La Libreria Moderna ha aperto i battenti nel 1924, perciò oggi siamo prossimi al centenario. Ovviamente noi in quegli anni non c’eravamo ancora. Alla nascita, la libreria era, come spesso accadeva al tempo, una cartoleria-libreria e noi abbiamo voluto conservare questo profilo, mantenendo anche il nome “Moderna” che era tipico nei primi decenni del XX secolo. Siamo subentrati nel 2004, e quando dico noi mi riferisco anche alla mia socia, Silvia Dionisi. È stata una scommessa: da sempre siamo grandi appassionati di libri ed entrambi laureati in lettere antiche, cultori del libro, lettori curiosi, amici a partire dall’asilo fino all’università, a tutt’oggi. All’epoca, ci siamo trovati in un momento nel quale non eravamo soddisfatti pienamente del lavoro che svolgevamo, anche se era specifico alla nostra formazione. Condividendo i nostri dubbi durante una cena con altri amici, abbiamo rispolverato questo vecchio desiderio, rimasto allo stato di sogno nel cassetto. Dopo qualche tempo, Silvia mi chiamò informandomi della messa in vendita di questa libreria e mi propose di prenderla insieme. Iniziammo da un’inesperienza totale, soprattutto dal punto di vista commerciale. Abbiamo commesso tanti errori, abbiamo aggiustato spesso il tiro e, per quanto riguarda l’offerta dei titoli, cercato di differenziarci il più possibile da quelle che erano le librerie di catena e l’offerta on-line che prendeva avvio proprio negli anni in cui avevamo iniziato questa avventura. Ci confrontavamo con una scontistica impossibile da combattere. Abbiamo cominciato a realizzare tantissimi di eventi, presentazioni di libri, corsi all’interno della libreria, gruppi di lettura, e così abbiamo alzato il numero di frequentatori della libreria. Due cose ci hanno salvato: la fortuna, che ci vuole sempre, e mia sorella, che è commercialista. Il resto è venuto da sé, certo la guardia dev’essere sempre alta secondo me, è un campo talmente fragile, almeno in Italia, che non ci si può distrarre. Sono possibili dei momenti di pausa da un’attività più frenetica, però l’attenzione e la professionalità ci devono sempre essere, almeno nella libreria indipendente, per quello che può essere la mia esperienza.

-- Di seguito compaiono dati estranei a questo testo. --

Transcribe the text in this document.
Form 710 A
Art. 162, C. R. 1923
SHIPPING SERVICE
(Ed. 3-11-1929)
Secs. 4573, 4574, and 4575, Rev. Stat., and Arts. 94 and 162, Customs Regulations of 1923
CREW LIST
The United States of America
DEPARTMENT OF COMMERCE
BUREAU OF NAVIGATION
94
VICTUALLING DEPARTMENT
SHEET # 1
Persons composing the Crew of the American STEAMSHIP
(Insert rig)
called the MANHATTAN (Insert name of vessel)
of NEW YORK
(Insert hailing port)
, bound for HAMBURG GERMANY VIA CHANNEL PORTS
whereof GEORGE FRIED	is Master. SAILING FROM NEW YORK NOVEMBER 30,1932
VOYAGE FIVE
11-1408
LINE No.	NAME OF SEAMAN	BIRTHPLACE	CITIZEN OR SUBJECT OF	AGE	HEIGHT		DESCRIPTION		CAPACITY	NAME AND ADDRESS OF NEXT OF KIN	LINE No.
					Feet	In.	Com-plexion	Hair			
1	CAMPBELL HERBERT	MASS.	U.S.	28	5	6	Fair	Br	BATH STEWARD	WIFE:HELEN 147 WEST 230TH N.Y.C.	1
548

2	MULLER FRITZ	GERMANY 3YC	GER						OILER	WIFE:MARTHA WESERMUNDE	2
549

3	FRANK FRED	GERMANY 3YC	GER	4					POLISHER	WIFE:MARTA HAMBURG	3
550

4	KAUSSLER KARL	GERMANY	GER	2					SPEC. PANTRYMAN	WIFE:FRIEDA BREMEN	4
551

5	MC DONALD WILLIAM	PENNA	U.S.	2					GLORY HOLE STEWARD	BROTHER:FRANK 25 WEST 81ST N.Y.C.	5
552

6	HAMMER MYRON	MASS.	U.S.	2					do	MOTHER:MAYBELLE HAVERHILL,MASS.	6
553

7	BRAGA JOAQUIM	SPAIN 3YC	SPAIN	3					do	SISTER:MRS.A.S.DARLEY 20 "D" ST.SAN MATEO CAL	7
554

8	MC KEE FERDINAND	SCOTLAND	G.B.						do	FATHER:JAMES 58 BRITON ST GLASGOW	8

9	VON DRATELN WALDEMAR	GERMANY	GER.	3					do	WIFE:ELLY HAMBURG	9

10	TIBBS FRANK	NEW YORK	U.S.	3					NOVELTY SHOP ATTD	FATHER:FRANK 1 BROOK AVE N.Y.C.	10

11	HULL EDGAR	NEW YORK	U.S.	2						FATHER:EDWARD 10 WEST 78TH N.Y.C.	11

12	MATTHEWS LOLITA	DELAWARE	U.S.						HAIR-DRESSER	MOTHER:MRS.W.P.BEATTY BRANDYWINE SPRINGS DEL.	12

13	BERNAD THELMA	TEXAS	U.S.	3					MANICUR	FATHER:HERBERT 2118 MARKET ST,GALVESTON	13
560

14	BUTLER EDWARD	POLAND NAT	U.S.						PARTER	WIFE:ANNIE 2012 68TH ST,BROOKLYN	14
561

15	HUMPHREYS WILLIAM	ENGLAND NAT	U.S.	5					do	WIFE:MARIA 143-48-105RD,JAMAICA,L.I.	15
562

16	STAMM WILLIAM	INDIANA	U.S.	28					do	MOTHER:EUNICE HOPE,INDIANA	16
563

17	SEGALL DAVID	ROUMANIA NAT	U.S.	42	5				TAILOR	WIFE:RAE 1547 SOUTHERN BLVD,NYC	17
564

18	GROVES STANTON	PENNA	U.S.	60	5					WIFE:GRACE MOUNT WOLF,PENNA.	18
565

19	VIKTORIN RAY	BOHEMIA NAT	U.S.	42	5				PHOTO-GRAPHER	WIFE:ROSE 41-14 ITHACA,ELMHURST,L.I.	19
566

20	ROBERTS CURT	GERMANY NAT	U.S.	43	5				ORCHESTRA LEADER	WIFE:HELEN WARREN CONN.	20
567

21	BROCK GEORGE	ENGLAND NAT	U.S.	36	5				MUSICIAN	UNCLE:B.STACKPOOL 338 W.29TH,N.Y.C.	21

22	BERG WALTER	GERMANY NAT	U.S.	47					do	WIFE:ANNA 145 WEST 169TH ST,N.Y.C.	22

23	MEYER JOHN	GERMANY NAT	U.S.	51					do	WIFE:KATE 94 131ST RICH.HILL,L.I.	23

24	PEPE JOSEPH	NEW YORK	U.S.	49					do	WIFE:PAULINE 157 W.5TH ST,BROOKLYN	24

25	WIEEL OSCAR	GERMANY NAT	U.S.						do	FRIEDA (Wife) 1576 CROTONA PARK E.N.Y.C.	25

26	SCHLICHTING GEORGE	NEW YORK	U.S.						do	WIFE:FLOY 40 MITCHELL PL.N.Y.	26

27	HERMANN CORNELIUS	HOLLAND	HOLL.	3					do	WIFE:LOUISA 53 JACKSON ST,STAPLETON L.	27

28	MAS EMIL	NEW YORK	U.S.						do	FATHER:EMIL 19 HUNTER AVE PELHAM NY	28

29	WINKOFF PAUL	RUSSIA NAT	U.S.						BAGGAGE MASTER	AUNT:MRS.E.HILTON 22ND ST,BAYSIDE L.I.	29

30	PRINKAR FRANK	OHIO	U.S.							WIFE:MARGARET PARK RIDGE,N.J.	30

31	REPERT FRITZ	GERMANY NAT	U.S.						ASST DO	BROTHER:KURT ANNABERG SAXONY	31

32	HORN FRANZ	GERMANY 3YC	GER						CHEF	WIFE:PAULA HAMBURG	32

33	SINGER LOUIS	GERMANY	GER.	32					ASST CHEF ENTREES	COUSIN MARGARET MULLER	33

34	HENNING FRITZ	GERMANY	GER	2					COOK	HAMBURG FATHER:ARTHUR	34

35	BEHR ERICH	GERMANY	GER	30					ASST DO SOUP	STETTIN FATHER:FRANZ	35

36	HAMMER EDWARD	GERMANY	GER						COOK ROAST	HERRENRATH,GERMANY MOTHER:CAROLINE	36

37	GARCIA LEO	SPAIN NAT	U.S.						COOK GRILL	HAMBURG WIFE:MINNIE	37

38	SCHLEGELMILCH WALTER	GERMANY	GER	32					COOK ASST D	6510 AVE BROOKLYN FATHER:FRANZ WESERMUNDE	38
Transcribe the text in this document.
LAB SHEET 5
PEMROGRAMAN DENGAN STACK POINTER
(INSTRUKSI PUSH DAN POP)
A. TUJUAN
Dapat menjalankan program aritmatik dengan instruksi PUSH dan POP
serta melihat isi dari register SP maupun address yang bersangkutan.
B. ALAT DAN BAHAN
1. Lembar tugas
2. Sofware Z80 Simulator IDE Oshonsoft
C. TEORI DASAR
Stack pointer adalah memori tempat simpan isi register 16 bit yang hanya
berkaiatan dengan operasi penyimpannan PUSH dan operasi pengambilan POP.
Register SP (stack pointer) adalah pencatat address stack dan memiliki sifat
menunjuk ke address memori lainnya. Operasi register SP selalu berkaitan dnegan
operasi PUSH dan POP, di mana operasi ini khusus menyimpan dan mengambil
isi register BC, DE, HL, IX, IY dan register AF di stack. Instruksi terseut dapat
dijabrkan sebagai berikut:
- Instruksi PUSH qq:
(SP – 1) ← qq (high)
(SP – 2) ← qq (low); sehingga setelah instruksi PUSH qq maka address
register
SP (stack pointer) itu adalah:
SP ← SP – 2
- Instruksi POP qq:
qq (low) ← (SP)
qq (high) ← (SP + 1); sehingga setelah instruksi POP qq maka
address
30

Nel 2014 abbiamo cambiato sede, trasferendoci in uno spazio più grande, che è quello in cui ci troviamo ora. Si rese necessario questo cambiamento per la mole di attività che organizzavamo. Contestualmente abbiamo fatto uno sforzo ulteriore, aprendo una libreria “gemella” a Roma, gestita direttamente da Silvia che vive nella capitale. Il nome della sede romana è L’Altracittà e si trova in via Pavia n. 106. È una libreria indipendente come questa, un po’ più piccola ma impegnata nell’organizzazione di una marea di attività, nel confronto con l’esigenza dei lettori romani, notoriamente più pigri, che è quella di essere continuamente stimolati. Con gli anni siamo riusciti a costruire un buon pubblico affezionato, che è il fondamento di qualsiasi libreria indipendente.
Per la libreria indipendente è necessario creare un ambiente sociale consolidato.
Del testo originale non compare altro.